QC検定2級の実験計画法は、毎回出題される重要な分野です。計算が複雑で難しく感じるかもしれませんが、問題のパターンは少なく、ポイントを押さえれば高得点を狙えます。このガイドを活用して、効率的に得点を伸ばしましょう。
記事に記載の公式は全て事前に確認していますが、万一間違いを発見された場合はお知らせください。
QC検定2級 実験計画法のステップ別解答ガイド
実験計画法の問題は、以下のステップに従って分散分析が進行します。
- 帰無仮説と対立仮説を立てる(試験ではすでに用意されていることが多いです)。帰無仮説は「変化がない」という仮定で、対立仮説は「変化がある」という仮定です。
- 分散分析表の計算(各要因の影響を測定するために、平方和や自由度を計算します)。
- 平方和の計算(各データ点と平均値の差を二乗して合計する計算です)。
- 自由度の計算(データの自由な変動を表す値で、サンプルサイズや要因の数に基づいて計算します)。
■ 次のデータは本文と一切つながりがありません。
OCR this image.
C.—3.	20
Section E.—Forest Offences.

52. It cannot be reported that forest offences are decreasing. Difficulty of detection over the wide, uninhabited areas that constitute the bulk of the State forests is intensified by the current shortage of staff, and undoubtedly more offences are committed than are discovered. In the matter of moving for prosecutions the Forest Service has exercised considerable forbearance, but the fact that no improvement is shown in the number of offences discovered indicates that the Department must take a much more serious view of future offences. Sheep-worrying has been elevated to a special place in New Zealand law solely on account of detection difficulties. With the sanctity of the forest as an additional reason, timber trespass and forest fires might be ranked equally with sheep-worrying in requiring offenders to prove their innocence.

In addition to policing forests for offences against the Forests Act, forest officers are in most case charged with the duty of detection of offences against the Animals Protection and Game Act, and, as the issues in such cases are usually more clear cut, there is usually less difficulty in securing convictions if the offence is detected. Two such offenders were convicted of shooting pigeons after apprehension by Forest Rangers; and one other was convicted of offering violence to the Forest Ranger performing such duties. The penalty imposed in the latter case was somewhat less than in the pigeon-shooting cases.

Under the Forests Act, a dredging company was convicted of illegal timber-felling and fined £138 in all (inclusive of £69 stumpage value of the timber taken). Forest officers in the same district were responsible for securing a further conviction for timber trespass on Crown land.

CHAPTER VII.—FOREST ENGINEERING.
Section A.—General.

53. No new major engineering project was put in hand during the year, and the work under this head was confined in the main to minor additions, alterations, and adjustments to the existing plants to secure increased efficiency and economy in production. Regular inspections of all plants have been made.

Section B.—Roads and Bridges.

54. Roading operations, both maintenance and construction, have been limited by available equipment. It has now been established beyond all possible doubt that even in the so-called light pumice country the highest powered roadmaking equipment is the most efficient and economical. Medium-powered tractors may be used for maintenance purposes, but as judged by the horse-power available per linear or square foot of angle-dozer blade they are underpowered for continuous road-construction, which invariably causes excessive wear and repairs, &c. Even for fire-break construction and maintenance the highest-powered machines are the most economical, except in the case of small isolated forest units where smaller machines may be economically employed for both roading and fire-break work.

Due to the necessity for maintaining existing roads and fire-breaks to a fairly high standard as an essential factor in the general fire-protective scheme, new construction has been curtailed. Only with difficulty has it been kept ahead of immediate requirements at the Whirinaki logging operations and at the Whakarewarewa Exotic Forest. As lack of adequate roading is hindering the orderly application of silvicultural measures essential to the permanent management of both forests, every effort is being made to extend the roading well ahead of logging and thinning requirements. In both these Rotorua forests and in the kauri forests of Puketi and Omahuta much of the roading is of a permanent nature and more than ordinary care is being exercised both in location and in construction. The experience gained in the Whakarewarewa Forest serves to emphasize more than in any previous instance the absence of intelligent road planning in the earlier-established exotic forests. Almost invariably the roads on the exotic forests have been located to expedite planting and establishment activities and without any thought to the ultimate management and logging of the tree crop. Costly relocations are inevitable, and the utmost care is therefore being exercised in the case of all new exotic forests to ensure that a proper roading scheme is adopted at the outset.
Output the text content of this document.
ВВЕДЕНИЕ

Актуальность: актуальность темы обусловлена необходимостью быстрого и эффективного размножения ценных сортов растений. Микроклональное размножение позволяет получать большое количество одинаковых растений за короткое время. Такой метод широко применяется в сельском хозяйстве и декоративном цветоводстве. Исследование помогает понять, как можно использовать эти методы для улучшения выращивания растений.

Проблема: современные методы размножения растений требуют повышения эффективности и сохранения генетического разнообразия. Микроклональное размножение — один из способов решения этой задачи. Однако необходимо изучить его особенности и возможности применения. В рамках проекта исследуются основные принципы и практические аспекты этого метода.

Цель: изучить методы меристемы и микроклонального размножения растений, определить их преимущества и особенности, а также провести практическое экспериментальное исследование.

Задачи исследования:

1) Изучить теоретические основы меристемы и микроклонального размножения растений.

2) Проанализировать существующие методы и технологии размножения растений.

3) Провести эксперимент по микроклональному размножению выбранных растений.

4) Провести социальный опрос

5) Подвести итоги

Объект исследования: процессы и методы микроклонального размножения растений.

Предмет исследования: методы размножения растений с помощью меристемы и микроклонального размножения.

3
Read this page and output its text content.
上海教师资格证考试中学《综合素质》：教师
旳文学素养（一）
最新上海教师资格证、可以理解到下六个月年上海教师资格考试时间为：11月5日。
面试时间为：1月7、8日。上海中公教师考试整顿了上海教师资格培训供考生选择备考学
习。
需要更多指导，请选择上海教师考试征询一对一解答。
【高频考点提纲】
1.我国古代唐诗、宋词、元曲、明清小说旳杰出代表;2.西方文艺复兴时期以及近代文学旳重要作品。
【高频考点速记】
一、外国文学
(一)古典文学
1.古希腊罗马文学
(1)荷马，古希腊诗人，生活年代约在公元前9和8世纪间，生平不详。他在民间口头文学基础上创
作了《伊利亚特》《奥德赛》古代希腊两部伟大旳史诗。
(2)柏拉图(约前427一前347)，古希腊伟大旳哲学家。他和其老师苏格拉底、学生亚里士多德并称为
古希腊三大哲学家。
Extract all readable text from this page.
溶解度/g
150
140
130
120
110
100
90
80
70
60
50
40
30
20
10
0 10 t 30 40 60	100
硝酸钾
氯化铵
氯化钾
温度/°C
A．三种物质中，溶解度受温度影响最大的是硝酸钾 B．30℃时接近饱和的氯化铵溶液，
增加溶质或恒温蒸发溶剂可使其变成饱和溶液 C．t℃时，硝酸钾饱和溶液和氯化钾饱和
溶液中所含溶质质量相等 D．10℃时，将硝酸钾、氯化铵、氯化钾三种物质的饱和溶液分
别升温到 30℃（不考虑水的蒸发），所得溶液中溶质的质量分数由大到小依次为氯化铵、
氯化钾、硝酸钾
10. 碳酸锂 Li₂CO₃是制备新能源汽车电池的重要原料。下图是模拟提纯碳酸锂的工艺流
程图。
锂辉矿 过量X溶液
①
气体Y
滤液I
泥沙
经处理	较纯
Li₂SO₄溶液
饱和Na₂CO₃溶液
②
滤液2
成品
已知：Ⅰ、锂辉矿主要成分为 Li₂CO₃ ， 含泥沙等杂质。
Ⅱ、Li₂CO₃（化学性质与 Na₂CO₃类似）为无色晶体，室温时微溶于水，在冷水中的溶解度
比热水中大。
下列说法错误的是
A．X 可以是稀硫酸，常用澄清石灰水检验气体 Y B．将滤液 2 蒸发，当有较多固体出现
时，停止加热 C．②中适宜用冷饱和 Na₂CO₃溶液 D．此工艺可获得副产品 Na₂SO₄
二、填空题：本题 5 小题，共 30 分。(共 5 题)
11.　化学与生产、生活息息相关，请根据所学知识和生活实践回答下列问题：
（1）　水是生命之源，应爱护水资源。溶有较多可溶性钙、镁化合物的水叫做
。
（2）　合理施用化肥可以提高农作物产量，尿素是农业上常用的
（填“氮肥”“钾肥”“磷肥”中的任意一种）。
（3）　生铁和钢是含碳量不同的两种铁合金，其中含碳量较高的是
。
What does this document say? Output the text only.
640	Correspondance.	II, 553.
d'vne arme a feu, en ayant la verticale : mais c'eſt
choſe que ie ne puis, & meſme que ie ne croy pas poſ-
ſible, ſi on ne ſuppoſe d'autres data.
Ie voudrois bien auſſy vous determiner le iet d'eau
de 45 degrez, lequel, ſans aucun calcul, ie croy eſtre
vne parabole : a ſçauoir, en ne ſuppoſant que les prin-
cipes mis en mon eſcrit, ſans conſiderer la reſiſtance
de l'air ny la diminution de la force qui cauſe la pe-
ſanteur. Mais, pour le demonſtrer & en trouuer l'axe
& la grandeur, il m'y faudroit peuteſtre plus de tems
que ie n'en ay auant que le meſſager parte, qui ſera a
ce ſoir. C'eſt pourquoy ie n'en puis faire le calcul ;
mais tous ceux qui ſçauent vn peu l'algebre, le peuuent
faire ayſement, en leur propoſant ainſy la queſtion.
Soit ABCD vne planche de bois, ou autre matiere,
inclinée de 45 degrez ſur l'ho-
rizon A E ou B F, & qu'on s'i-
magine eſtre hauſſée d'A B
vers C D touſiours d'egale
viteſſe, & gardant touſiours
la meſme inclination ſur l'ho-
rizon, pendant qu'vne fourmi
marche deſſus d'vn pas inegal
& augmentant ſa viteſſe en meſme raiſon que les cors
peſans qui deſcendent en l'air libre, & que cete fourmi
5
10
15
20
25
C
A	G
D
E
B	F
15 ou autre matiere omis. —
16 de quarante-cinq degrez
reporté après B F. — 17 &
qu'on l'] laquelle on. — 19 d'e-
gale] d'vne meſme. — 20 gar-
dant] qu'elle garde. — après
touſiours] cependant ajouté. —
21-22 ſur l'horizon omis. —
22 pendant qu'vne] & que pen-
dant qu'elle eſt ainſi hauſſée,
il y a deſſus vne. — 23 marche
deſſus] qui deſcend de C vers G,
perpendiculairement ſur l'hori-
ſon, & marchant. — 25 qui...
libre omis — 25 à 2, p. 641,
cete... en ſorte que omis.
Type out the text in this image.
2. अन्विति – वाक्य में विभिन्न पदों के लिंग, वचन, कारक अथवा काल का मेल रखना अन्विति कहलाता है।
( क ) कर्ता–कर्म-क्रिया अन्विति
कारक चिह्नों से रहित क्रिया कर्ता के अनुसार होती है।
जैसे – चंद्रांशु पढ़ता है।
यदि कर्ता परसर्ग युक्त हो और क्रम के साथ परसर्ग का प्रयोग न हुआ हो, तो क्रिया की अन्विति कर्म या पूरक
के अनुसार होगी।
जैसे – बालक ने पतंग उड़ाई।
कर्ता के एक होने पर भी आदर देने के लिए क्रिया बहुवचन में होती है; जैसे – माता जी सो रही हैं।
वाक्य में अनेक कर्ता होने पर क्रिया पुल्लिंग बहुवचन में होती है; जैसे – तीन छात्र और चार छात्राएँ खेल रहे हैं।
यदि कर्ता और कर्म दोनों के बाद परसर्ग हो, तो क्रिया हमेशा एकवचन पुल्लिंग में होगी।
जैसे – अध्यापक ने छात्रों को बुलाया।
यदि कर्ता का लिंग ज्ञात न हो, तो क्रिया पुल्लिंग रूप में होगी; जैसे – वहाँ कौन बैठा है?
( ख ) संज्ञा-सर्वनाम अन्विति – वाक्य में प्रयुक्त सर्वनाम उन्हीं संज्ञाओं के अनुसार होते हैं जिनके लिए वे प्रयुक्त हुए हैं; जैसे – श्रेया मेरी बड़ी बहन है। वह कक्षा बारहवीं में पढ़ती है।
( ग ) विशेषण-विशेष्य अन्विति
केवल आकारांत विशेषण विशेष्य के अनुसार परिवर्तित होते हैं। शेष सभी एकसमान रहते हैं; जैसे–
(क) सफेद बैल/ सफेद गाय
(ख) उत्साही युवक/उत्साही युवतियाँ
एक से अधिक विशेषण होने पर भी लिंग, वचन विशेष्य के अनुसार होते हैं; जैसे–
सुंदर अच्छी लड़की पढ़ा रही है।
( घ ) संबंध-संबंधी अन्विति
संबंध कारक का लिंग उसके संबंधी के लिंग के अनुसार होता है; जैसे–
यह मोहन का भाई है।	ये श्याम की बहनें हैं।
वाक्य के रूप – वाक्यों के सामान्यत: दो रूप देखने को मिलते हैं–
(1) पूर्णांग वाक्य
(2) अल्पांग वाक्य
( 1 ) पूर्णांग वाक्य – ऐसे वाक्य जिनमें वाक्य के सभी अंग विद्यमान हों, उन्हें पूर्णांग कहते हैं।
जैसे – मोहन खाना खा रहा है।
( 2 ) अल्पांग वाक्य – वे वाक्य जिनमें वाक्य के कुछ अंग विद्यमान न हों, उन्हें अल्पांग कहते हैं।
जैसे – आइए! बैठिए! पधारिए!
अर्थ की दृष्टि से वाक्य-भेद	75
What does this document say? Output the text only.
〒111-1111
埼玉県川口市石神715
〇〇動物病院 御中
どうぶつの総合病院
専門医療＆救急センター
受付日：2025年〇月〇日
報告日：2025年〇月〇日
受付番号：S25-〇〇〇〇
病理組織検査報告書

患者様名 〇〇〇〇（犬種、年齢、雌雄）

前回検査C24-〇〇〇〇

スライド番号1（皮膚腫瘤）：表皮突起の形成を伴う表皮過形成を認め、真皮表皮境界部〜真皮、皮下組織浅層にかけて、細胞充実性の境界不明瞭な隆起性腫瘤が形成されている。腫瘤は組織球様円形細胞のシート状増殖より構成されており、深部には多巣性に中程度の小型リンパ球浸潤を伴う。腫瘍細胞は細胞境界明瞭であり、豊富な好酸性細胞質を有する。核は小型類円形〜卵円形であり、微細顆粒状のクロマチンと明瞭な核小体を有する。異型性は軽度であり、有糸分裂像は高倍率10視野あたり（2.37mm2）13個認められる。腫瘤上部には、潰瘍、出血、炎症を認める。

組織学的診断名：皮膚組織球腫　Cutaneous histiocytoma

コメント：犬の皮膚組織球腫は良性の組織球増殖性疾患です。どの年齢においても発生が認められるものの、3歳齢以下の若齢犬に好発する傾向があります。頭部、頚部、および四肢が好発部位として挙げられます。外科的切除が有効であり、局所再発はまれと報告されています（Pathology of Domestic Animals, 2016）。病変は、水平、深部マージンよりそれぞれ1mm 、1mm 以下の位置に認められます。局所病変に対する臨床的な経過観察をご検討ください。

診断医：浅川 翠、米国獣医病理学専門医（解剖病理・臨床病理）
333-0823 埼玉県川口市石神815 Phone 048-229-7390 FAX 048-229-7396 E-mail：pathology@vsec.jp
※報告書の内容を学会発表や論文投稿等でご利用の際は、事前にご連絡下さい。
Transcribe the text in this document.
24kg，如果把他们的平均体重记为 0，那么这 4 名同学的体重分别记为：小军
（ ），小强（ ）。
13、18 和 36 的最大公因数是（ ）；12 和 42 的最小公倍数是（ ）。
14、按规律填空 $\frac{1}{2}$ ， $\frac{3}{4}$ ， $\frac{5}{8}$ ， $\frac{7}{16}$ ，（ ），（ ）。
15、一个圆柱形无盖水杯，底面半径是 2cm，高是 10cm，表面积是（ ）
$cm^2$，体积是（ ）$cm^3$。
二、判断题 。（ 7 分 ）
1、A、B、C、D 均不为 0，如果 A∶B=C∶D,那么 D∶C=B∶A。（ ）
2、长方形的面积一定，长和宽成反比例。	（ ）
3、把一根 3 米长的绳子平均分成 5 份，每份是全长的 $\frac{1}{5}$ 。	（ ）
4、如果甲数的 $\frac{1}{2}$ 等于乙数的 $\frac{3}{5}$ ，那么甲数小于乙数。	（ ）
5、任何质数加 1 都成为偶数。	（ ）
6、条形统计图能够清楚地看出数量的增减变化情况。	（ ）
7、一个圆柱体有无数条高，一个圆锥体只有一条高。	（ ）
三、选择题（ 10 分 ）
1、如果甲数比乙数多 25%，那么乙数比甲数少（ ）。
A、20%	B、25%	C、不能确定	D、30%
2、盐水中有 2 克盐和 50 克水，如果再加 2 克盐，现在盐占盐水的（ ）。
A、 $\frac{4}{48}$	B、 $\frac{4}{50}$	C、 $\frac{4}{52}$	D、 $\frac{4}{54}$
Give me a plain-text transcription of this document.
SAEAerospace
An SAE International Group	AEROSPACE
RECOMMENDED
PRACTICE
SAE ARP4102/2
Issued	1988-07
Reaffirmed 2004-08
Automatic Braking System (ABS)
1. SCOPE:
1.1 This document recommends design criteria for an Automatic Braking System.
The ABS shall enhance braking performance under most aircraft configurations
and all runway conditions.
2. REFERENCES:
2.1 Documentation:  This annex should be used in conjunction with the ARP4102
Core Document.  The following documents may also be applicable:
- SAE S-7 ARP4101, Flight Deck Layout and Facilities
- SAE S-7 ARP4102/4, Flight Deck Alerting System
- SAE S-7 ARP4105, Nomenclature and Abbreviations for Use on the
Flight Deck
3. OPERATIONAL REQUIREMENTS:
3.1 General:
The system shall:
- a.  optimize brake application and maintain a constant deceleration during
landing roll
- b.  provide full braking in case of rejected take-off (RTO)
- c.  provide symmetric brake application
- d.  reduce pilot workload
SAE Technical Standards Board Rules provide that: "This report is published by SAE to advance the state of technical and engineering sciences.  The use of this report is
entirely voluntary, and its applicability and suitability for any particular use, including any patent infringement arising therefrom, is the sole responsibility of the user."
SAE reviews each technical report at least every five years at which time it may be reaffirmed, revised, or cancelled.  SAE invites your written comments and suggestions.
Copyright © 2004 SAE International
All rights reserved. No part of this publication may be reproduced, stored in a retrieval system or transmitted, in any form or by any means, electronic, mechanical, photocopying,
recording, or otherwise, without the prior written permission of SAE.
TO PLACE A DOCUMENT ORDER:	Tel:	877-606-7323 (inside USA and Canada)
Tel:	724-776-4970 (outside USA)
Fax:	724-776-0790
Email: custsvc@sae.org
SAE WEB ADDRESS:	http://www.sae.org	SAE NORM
- 分散分析表の穴埋め(計算結果を基に、分散分析表の各項目を埋めていきます)。
- 棄却限界値をF表から読み取り、分散比と比較して検定する(棄却限界値は仮説を棄却するための基準で、分散比と比較して判断します)。
分散分析についての説明
具体的な公式に入る前に、まず分散分析の基本的な考え方を理解しておきましょう。
分散分析の目的は、因子(影響を与える要因)が特性値(観察される結果)にどの程度影響を与えているかを判定することです。
これから、実際の業務での具体例を使って、分散分析の応用方法を詳しく解説していきます。
QC検定2級 分散分析の具体的な応用例
分散分析は私の業務でも使用しています。たとえば、接着剤の種類による接着強度の差を調べる際に活用しました。具体的には、3種類の接着剤を使って、それぞれの接着強度に差があるかを分散分析で検証しました。
この場合、変化を加える要素が因子(今回は接着剤の種類)、そして観察する値が特性値(今回は接着強度)です。それぞれの接着剤をA1, A2, A3と設定し、繰り返し実験を行いました。(水準=接着剤の種類が3つ)
実験データがそろったら、平方和を計算し、その結果をもとに分散分析表の各項目を埋めていきます。
QC検定2級 分散分析の基本: 特性値の分解とその重要性
分散分析を行わなくても、単純に各水準の平均値を比較すればよいのでは?と思われるかもしれません。確かに、そうすることもあります。
しかし、その方法では偶然の誤差によって生じた差なのか、接着剤の種類を変えたことによる差なのかを客観的に判断することができません。
そこで、分散分析が必要になります。個々の特性値は下記のように分解できます。
$x_{ij}$=全データの平均値$\mu$+因子$A_i$による効果(変動)$\alpha_i$+誤差$\varepsilon_{ij}$
下図で図解しています。
図では、「誤差のばらつき」と「接着剤の効果のばらつき」を比較し、接着剤を変えた効果を検証します。灰色の部分が「誤差のばらつき」、黄色の部分が「接着剤の効果のばらつき」を示しています。
- 水灰色の部分の幅に対応するのが$V_e$
- 黄色の部分の幅に対応するのが$V_A$
計算方法としては、$\frac{Aの効果による接着強度のばらつきV_A}{誤差のばらつきV_e}$を計算して、それがある値以上であれば、Aの効果があると判断します。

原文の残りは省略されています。